Fight for Reproductive Liberation
​At Great Plains Action Society, our mission is to address the ongoing harm caused by settler-colonialism. One of the deepest harms that that colonization has brought is the disrespect of bodily autonomy, especially non-white, non-cishetero, non-male bodies. Indigenous peoples have always had their own medicines and own practices concerning reproduction. Laws dictating what individuals can and cannot do with their bodies are in direct conflict with free cultural practice. Laws that prevent access to necessary medical care have and will continue to result in deaths, with these deaths concentrated in already underserved BIPOC communities. Our fight for reproductive justice is a fight for cultural sovereignty and also a fight for the safety and wellbeing of our communities.
We have been fighting for Reproductive Liberation in in Iowa and Eastern Nebraska for many years. We have never had the resources to do as much as we want, but we have been prolific for a small, grassroots organization and have brought a voice to Indigenous Peoples on the issue in an area where it is not often heard. Indigenous women face the highest rape and sexual assault rates in the United States. Cycles of colonial trauma have also heightened the rates of substance abuse and domestic violence in our communities. These injustices create a higher need for abortions as these are crisis situations where a women’s right to choose is an absolute necessity. However, the lack of quality reproductive health services and education in Indigenous communities has led to high unintended pregnancy rates.
The draft to end Roe and Casey was leaked just two days before the National Day of Awareness for Missing and Murdered Relatives (aka, Missing and Murdered Women and Girls), which is held annually on May 5th, 2022. As Indigenous Peoples, we were exceedingly alarmed as the lack of access to abortion increases violence and health disparities in our communities.

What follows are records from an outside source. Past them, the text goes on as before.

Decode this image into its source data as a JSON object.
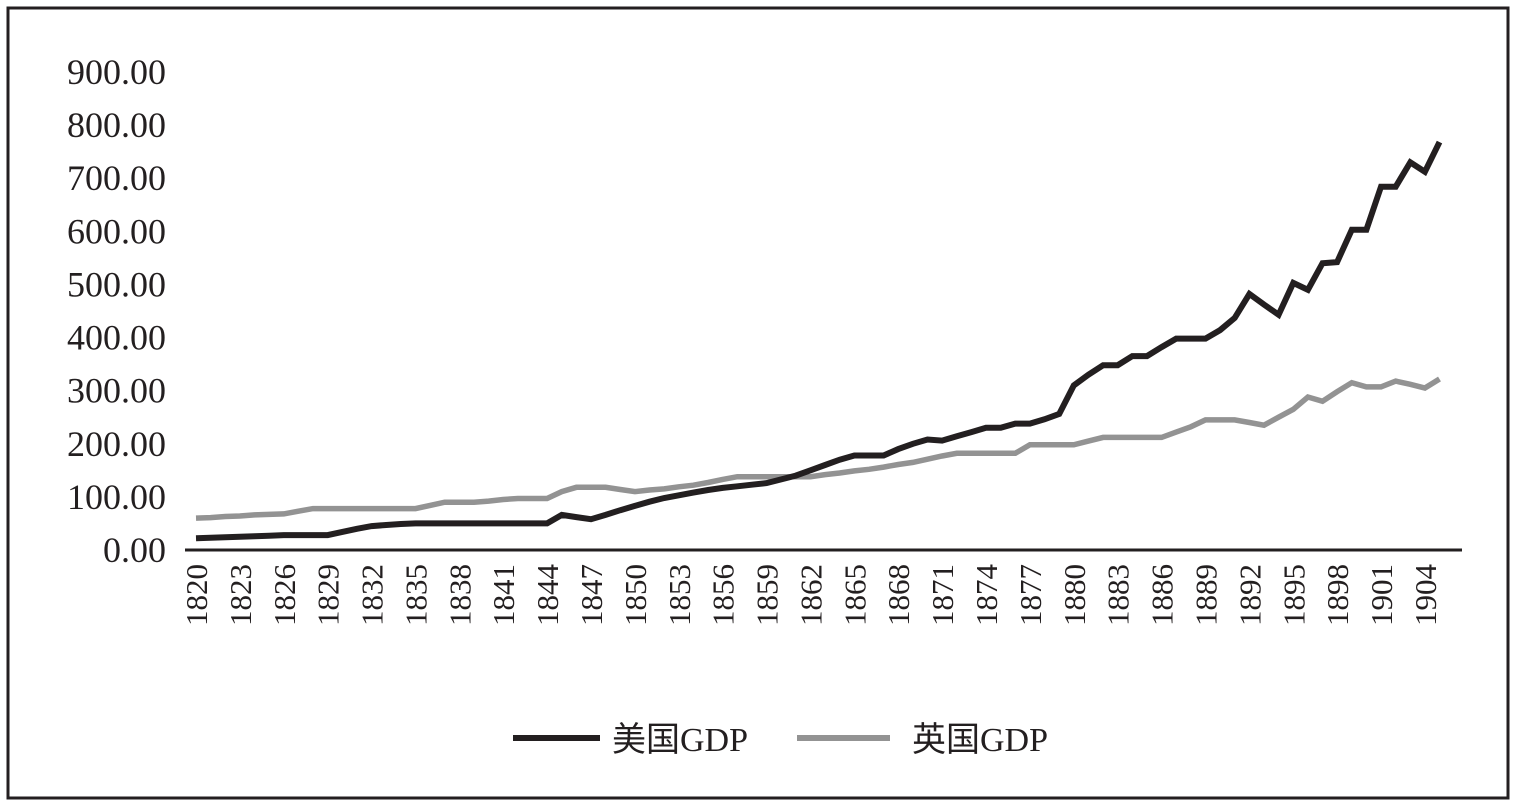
{
  "chart_data": {
    "type": "line",
    "title": "",
    "xlabel": "",
    "ylabel": "",
    "ylim": [
      0,
      900
    ],
    "y_ticks": [
      "0.00",
      "100.00",
      "200.00",
      "300.00",
      "400.00",
      "500.00",
      "600.00",
      "700.00",
      "800.00",
      "900.00"
    ],
    "x_start": 1820,
    "x_end": 1905,
    "x_tick_labels": [
      "1820",
      "1823",
      "1826",
      "1829",
      "1832",
      "1835",
      "1838",
      "1841",
      "1844",
      "1847",
      "1850",
      "1853",
      "1856",
      "1859",
      "1862",
      "1865",
      "1868",
      "1871",
      "1874",
      "1877",
      "1880",
      "1883",
      "1886",
      "1889",
      "1892",
      "1895",
      "1898",
      "1901",
      "1904"
    ],
    "grid": false,
    "legend_position": "bottom",
    "series": [
      {
        "name": "美国GDP",
        "color": "#231f20",
        "values": [
          22,
          23,
          24,
          25,
          26,
          27,
          28,
          28,
          28,
          28,
          34,
          40,
          45,
          47,
          49,
          50,
          50,
          50,
          50,
          50,
          50,
          50,
          50,
          50,
          50,
          66,
          62,
          58,
          66,
          75,
          83,
          91,
          98,
          103,
          108,
          113,
          117,
          120,
          123,
          126,
          133,
          140,
          150,
          160,
          170,
          178,
          178,
          178,
          190,
          200,
          208,
          206,
          214,
          222,
          230,
          230,
          238,
          238,
          246,
          256,
          310,
          330,
          348,
          348,
          365,
          365,
          382,
          398,
          398,
          398,
          414,
          437,
          482,
          462,
          443,
          503,
          490,
          540,
          542,
          603,
          603,
          684,
          684,
          730,
          712,
          768
        ]
      },
      {
        "name": "英国GDP",
        "color": "#939393",
        "values": [
          60,
          61,
          63,
          64,
          66,
          67,
          68,
          73,
          78,
          78,
          78,
          78,
          78,
          78,
          78,
          78,
          84,
          90,
          90,
          90,
          92,
          95,
          97,
          97,
          97,
          110,
          118,
          118,
          118,
          114,
          110,
          113,
          115,
          119,
          122,
          127,
          133,
          138,
          138,
          138,
          138,
          138,
          138,
          142,
          145,
          149,
          152,
          156,
          161,
          165,
          171,
          177,
          182,
          182,
          182,
          182,
          182,
          198,
          198,
          198,
          198,
          205,
          212,
          212,
          212,
          212,
          212,
          222,
          232,
          245,
          245,
          245,
          240,
          235,
          250,
          265,
          288,
          280,
          298,
          315,
          307,
          307,
          318,
          312,
          305,
          322
        ]
      }
    ]
  }
}
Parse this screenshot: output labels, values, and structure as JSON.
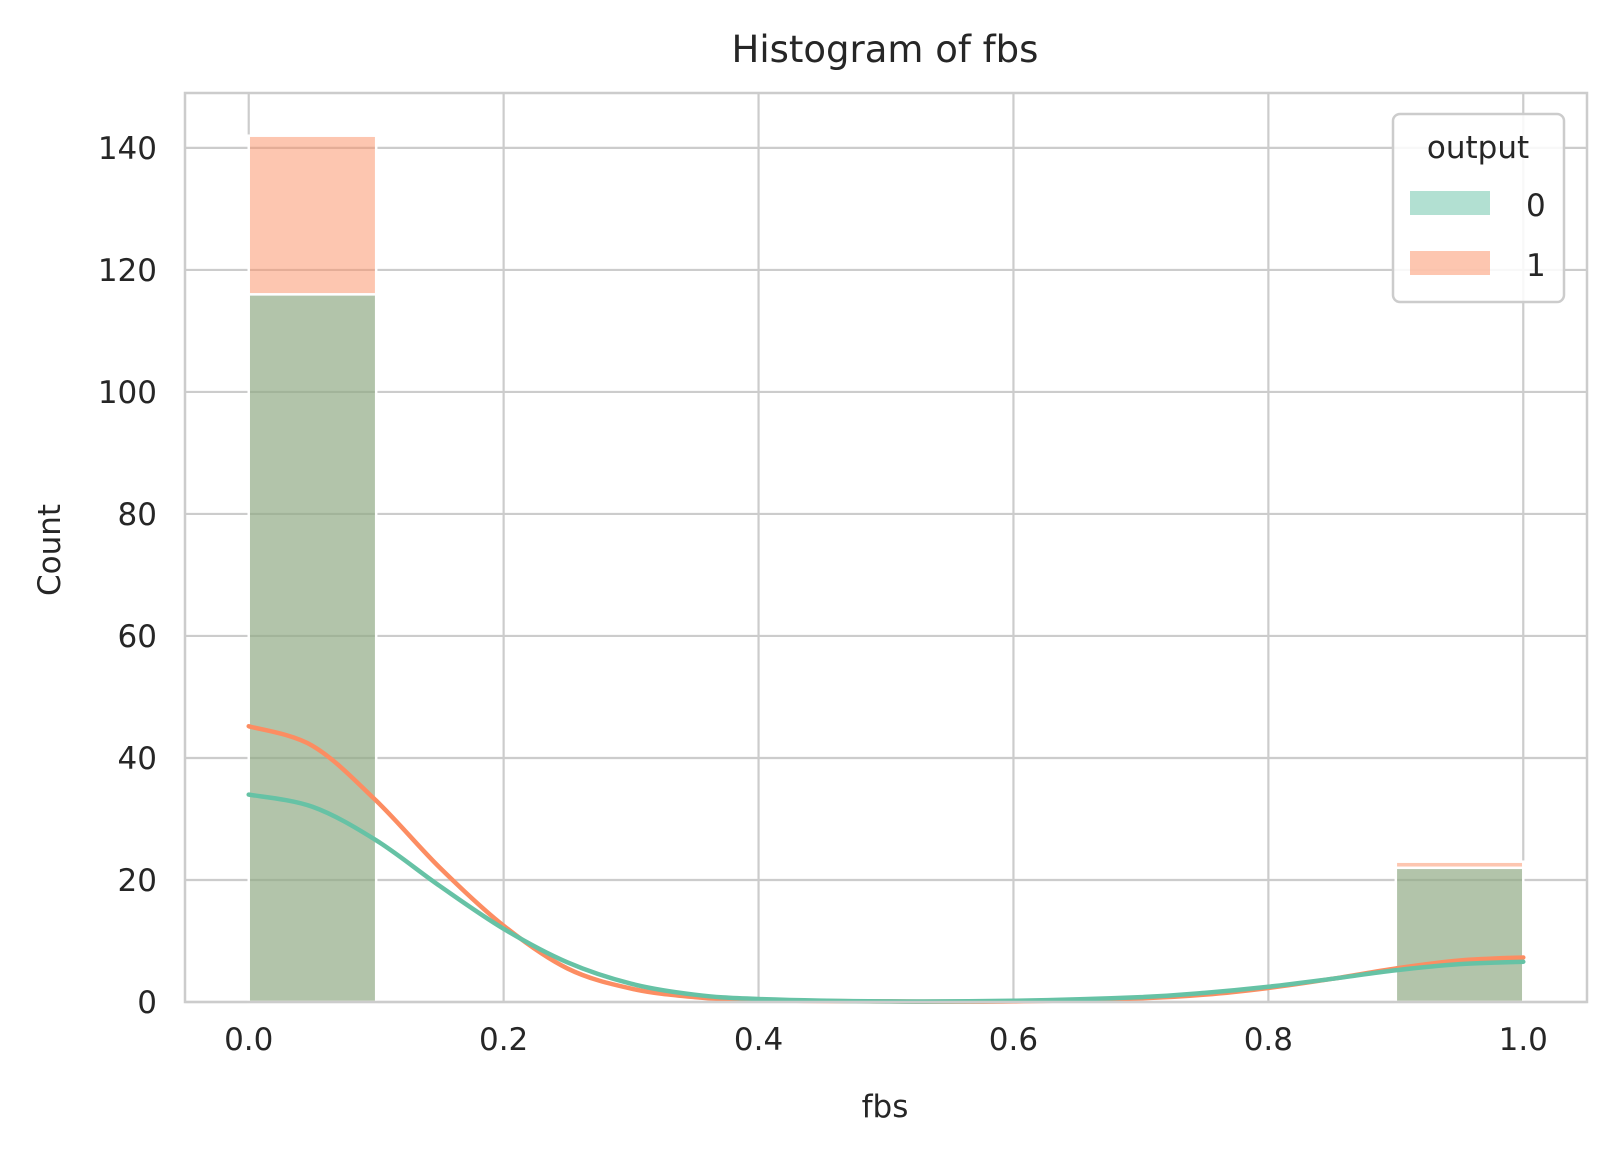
{
  "chart_data": {
    "type": "histogram",
    "title": "Histogram of fbs",
    "xlabel": "fbs",
    "ylabel": "Count",
    "xlim": [
      -0.05,
      1.05
    ],
    "ylim": [
      0,
      149
    ],
    "xticks": [
      "0.0",
      "0.2",
      "0.4",
      "0.6",
      "0.8",
      "1.0"
    ],
    "yticks": [
      "0",
      "20",
      "40",
      "60",
      "80",
      "100",
      "120",
      "140"
    ],
    "grid": true,
    "stacked": true,
    "bin_edges": [
      [
        0.0,
        0.1
      ],
      [
        0.9,
        1.0
      ]
    ],
    "legend": {
      "title": "output",
      "position": "top-right",
      "entries": [
        "0",
        "1"
      ]
    },
    "series": [
      {
        "name": "0",
        "color": "#66c2a5",
        "bars": [
          {
            "x0": 0.0,
            "x1": 0.1,
            "count": 116
          },
          {
            "x0": 0.9,
            "x1": 1.0,
            "count": 22
          }
        ],
        "kde": {
          "x": [
            0.0,
            0.05,
            0.1,
            0.15,
            0.2,
            0.25,
            0.3,
            0.35,
            0.4,
            0.5,
            0.6,
            0.7,
            0.75,
            0.8,
            0.85,
            0.9,
            0.95,
            1.0
          ],
          "y": [
            34,
            32,
            26.5,
            19,
            12,
            6.5,
            3,
            1.2,
            0.5,
            0.1,
            0.2,
            0.8,
            1.5,
            2.5,
            3.8,
            5.2,
            6.2,
            6.6
          ]
        }
      },
      {
        "name": "1",
        "color": "#fc8d62",
        "bars": [
          {
            "x0": 0.0,
            "x1": 0.1,
            "count": 26
          },
          {
            "x0": 0.9,
            "x1": 1.0,
            "count": 1
          }
        ],
        "kde": {
          "x": [
            0.0,
            0.05,
            0.1,
            0.15,
            0.2,
            0.25,
            0.3,
            0.35,
            0.4,
            0.5,
            0.6,
            0.7,
            0.75,
            0.8,
            0.85,
            0.9,
            0.95,
            1.0
          ],
          "y": [
            45.2,
            42,
            33,
            22,
            12.5,
            5.5,
            2.2,
            0.8,
            0.3,
            0.1,
            0.1,
            0.6,
            1.2,
            2.3,
            3.8,
            5.5,
            6.8,
            7.3
          ]
        }
      }
    ]
  }
}
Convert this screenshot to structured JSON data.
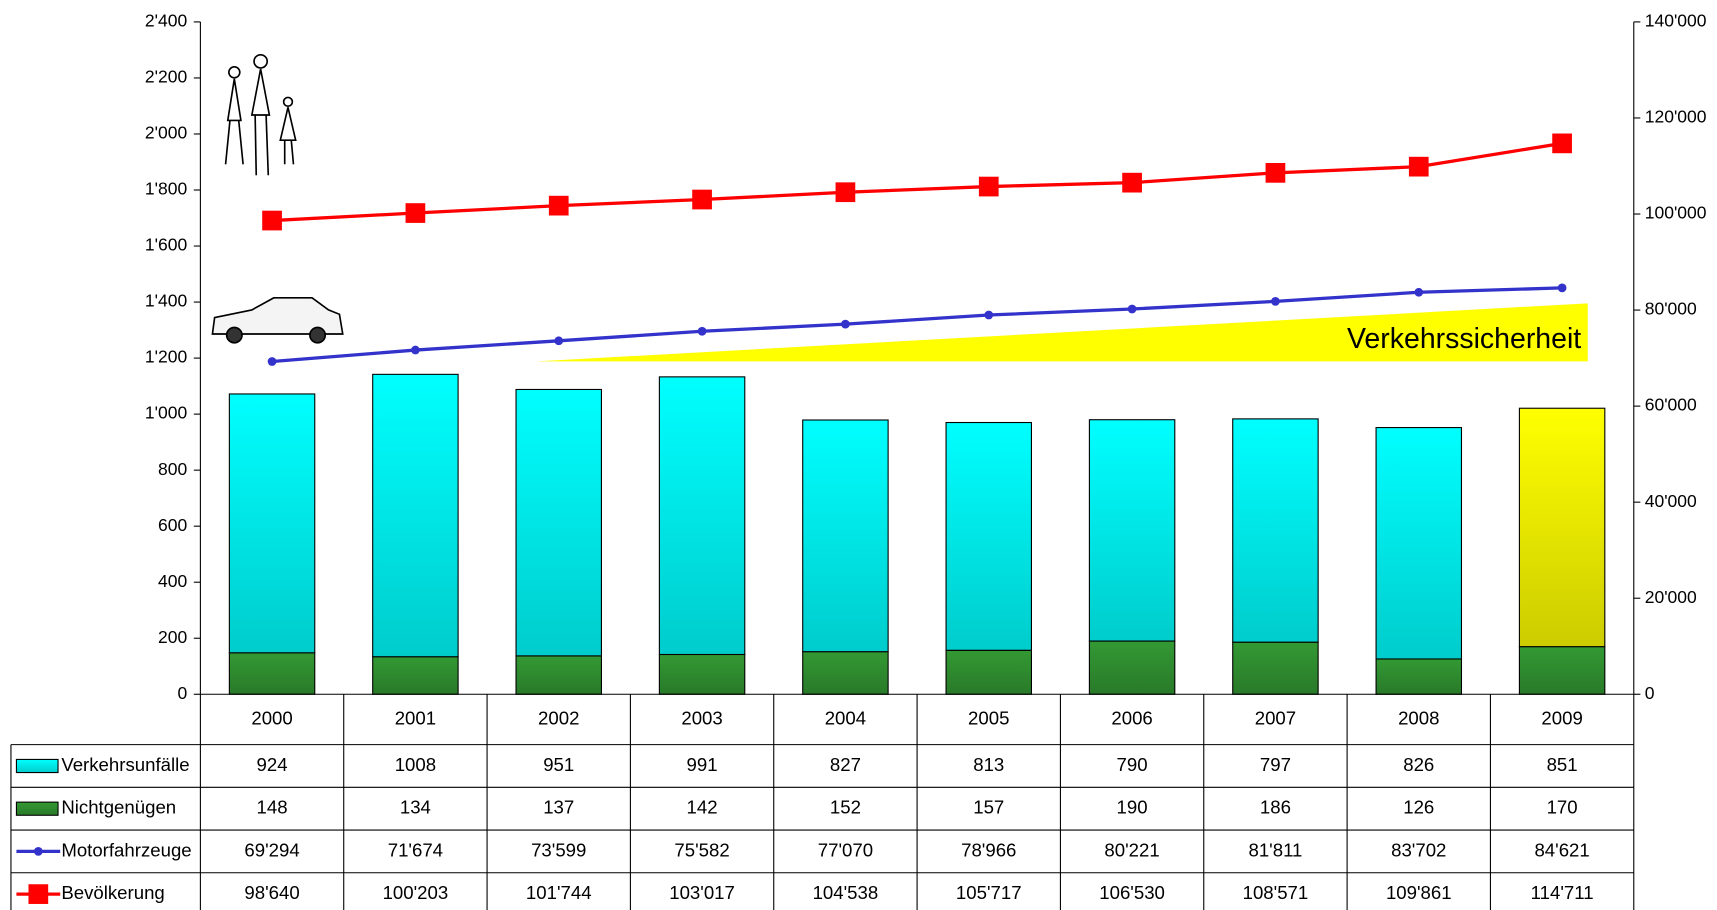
{
  "chart_data": {
    "type": "bar",
    "categories": [
      "2000",
      "2001",
      "2002",
      "2003",
      "2004",
      "2005",
      "2006",
      "2007",
      "2008",
      "2009"
    ],
    "series": [
      {
        "name": "Verkehrsunfälle",
        "type": "bar",
        "color": "#00ffff",
        "colors": [
          "#00ffff",
          "#00ffff",
          "#00ffff",
          "#00ffff",
          "#00ffff",
          "#00ffff",
          "#00ffff",
          "#00ffff",
          "#00ffff",
          "#ffff00"
        ],
        "values": [
          924,
          1008,
          951,
          991,
          827,
          813,
          790,
          797,
          826,
          851
        ]
      },
      {
        "name": "Nichtgenügen",
        "type": "bar",
        "color": "#339933",
        "values": [
          148,
          134,
          137,
          142,
          152,
          157,
          190,
          186,
          126,
          170
        ]
      },
      {
        "name": "Motorfahrzeuge",
        "type": "line",
        "axis": "y2",
        "color": "#3333cc",
        "marker": "circle",
        "values": [
          69294,
          71674,
          73599,
          75582,
          77070,
          78966,
          80221,
          81811,
          83702,
          84621
        ],
        "value_labels": [
          "69'294",
          "71'674",
          "73'599",
          "75'582",
          "77'070",
          "78'966",
          "80'221",
          "81'811",
          "83'702",
          "84'621"
        ]
      },
      {
        "name": "Bevölkerung",
        "type": "line",
        "axis": "y2",
        "color": "#ff0000",
        "marker": "square",
        "values": [
          98640,
          100203,
          101744,
          103017,
          104538,
          105717,
          106530,
          108571,
          109861,
          114711
        ],
        "value_labels": [
          "98'640",
          "100'203",
          "101'744",
          "103'017",
          "104'538",
          "105'717",
          "106'530",
          "108'571",
          "109'861",
          "114'711"
        ]
      }
    ],
    "ylim": [
      0,
      2400
    ],
    "yticks": [
      0,
      200,
      400,
      600,
      800,
      {
        "value": 1000,
        "label": "1'000"
      },
      {
        "value": 1200,
        "label": "1'200"
      },
      {
        "value": 1400,
        "label": "1'400"
      },
      {
        "value": 1600,
        "label": "1'600"
      },
      {
        "value": 1800,
        "label": "1'800"
      },
      {
        "value": 2000,
        "label": "2'000"
      },
      {
        "value": 2200,
        "label": "2'200"
      },
      {
        "value": 2400,
        "label": "2'400"
      }
    ],
    "y2lim": [
      0,
      140000
    ],
    "y2ticks": [
      0,
      {
        "value": 20000,
        "label": "20'000"
      },
      {
        "value": 40000,
        "label": "40'000"
      },
      {
        "value": 60000,
        "label": "60'000"
      },
      {
        "value": 80000,
        "label": "80'000"
      },
      {
        "value": 100000,
        "label": "100'000"
      },
      {
        "value": 120000,
        "label": "120'000"
      },
      {
        "value": 140000,
        "label": "140'000"
      }
    ],
    "annotation": "Verkehrssicherheit",
    "grid": false
  }
}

Beyond abortion, White Christian colonizers have long taken an unhealthy interest in the reproductive lives of Indigenous Peoples. They have carried out the violent act of forced sterilization in the name of eugenics yet they don’t and still don’t allow us to have abortions. Not one legal abortion has ever been carried out on a reservation. When the Hyde Amendment was passed in 1976, which cut off 98% of all federal funding for abortions, the government still reimbursed hospitals for 90% of sterilization costs. This tells us that the colonizer wants us gone, but only in a way that suits their religious sentiment.
Now, with the devastating setback in the reproductive liberation with the end of Roe and Casey in 2024, we need to fight harder than ever even though Indigenous women and folks with wombs (femmes/trans/non-binary) have never been truly included in the reproductive freedom that Roe gave other women in the first place.
For Indigenous Peoples, this issue also triggers historical trauma as the far-right, Christian minority, who make up the majority of those that are systematically dismantling the rights, freedoms, and safeties of women, Two-Spirit/LGBTQIA+ Folks, and the disabled — are ideological descendants of the colonizers that openly raped and murdered Indigenous and African-American folks for the sake of free land and labor. Their priests abused and killed indigenous children and threw them in the ground around boarding schools that were designed to strip indigenous people of their culture. They secretly sterilized innocent Indigenous and disabled folks for decades, the extent of which is still just coming to light.